L’assicuratore è pertanto tenuto a versare all’insorgente un importo complessivo (IVA compresa) di fr. 6'724.84 + 5'988.12 + 147.68 = fr. 12'860.64, arrotondato a fr. 12'860.65 (IVA compresa), cui va ancora aggiunto il tempo necessario alla redazione ed all’invio della richiesta di misure cautelari del 7 settembre 2018 (doc. XLIII) e all’esame della presente sentenza, per un importo complessivo che va quantificato in fr. 14'000, IVA compresa.
Con l’emissione del giudizio di merito, la domanda di misure provvisionali urgenti del 7 settembre 2018 (doc. XLIII), tendente a condannare l’assicuratore al rimborso della somministrazione del medicamento SCENESSE® il 12 ottobre 2018, rispettivamente il 21 dicembre 2018, diventa priva di oggetto.
Per questi motivi
dichiara e pronuncia
1.Il ricorso, nella misura in cui è ricevibile, è accolto.

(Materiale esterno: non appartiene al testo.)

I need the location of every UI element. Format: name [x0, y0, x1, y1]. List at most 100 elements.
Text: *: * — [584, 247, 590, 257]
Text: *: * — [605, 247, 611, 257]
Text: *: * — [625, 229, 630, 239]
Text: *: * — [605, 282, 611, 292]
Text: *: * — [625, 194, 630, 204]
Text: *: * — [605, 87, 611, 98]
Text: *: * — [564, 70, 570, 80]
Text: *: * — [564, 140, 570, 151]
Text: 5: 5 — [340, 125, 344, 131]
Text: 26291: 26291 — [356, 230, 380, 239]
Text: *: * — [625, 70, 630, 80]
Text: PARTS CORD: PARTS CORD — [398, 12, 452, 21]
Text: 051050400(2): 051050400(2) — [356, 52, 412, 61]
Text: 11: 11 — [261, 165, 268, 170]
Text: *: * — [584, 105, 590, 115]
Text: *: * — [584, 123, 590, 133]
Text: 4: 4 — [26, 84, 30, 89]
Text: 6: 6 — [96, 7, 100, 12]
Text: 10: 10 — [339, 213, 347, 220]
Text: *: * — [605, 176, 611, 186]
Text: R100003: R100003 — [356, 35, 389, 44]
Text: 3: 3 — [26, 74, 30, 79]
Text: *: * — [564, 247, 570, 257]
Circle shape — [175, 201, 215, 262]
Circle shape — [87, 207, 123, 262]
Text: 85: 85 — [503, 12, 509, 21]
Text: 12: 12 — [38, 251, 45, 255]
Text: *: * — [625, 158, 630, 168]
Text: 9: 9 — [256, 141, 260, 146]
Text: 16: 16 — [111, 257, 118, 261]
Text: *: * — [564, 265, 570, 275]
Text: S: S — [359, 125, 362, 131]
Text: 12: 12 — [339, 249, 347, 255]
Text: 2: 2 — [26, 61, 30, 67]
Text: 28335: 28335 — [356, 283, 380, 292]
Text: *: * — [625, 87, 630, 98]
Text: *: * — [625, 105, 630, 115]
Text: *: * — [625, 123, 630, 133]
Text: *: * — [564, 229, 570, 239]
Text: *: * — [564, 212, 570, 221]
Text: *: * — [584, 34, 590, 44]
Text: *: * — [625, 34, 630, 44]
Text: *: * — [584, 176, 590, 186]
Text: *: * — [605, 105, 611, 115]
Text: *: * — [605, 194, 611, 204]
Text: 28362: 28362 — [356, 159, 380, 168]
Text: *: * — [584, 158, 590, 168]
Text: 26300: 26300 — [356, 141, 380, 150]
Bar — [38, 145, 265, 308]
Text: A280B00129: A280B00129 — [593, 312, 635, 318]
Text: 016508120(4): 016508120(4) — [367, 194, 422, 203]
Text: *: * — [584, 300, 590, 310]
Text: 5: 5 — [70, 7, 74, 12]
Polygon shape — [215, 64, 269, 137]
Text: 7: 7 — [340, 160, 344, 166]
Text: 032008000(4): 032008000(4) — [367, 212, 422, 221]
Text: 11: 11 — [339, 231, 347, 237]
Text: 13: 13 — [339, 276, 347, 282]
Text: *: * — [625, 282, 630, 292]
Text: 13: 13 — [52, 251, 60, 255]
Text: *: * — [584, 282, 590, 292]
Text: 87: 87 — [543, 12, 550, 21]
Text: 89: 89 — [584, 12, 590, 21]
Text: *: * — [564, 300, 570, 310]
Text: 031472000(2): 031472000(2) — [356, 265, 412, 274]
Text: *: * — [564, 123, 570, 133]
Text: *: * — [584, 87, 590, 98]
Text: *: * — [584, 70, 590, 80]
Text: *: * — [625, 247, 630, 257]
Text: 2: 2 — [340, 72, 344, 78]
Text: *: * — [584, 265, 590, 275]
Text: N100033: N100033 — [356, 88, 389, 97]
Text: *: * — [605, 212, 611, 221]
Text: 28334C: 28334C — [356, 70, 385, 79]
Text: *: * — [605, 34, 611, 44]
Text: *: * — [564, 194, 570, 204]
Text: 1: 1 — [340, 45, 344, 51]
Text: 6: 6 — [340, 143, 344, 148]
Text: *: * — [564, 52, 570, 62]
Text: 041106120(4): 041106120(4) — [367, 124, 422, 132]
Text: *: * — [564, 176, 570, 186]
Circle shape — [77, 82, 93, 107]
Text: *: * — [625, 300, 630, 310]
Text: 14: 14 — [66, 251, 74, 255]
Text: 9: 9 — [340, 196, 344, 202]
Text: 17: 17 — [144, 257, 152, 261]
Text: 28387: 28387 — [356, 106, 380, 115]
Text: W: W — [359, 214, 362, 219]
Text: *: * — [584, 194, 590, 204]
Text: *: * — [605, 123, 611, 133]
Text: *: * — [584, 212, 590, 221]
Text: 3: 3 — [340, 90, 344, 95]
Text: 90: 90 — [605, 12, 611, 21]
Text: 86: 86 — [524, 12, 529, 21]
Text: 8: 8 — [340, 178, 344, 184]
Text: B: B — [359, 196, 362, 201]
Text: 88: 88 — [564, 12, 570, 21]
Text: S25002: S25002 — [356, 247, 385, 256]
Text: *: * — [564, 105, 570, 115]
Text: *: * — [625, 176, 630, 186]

§ CO 1 è condannata a rimborsare a RI 1 5 impianti annui del medicamento SCENESSE® al prezzo di fr. 18'989.-- l’uno fino al 31 maggio 2017, al prezzo di fr. 15'757.-- l’uno dal 1° giugno 2017 al 31 dicembre 2017 (cui va ancora aggiunta la parte propria alla distribuzione e l’eventuale IVA conformemente all’art. 71d cpv. 4 OAMal) e al prezzo di fr. 16'303 dal 1° gennaio 2018.
2.Non si percepisce tassa di giustizia. Le spese peritali, comprese quelle per la traduzione della documentazione, per complessivi fr. 8'128.40 sono messe a carico di CO 1 che verserà a RI 1 fr. 14'000.-- a titolo di ripetibili (IVA compresa).
L'atto di ricorso, in 3 esemplari, deve indicare quale decisione è chiesta invece di quella impugnata, contenere una breve motivazione, e recare la firma del ricorrente o del suo rappresentante. Al ricorso dovrà essere allegata la decisione impugnata e la busta in cui il ricorrente l'ha ricevuta.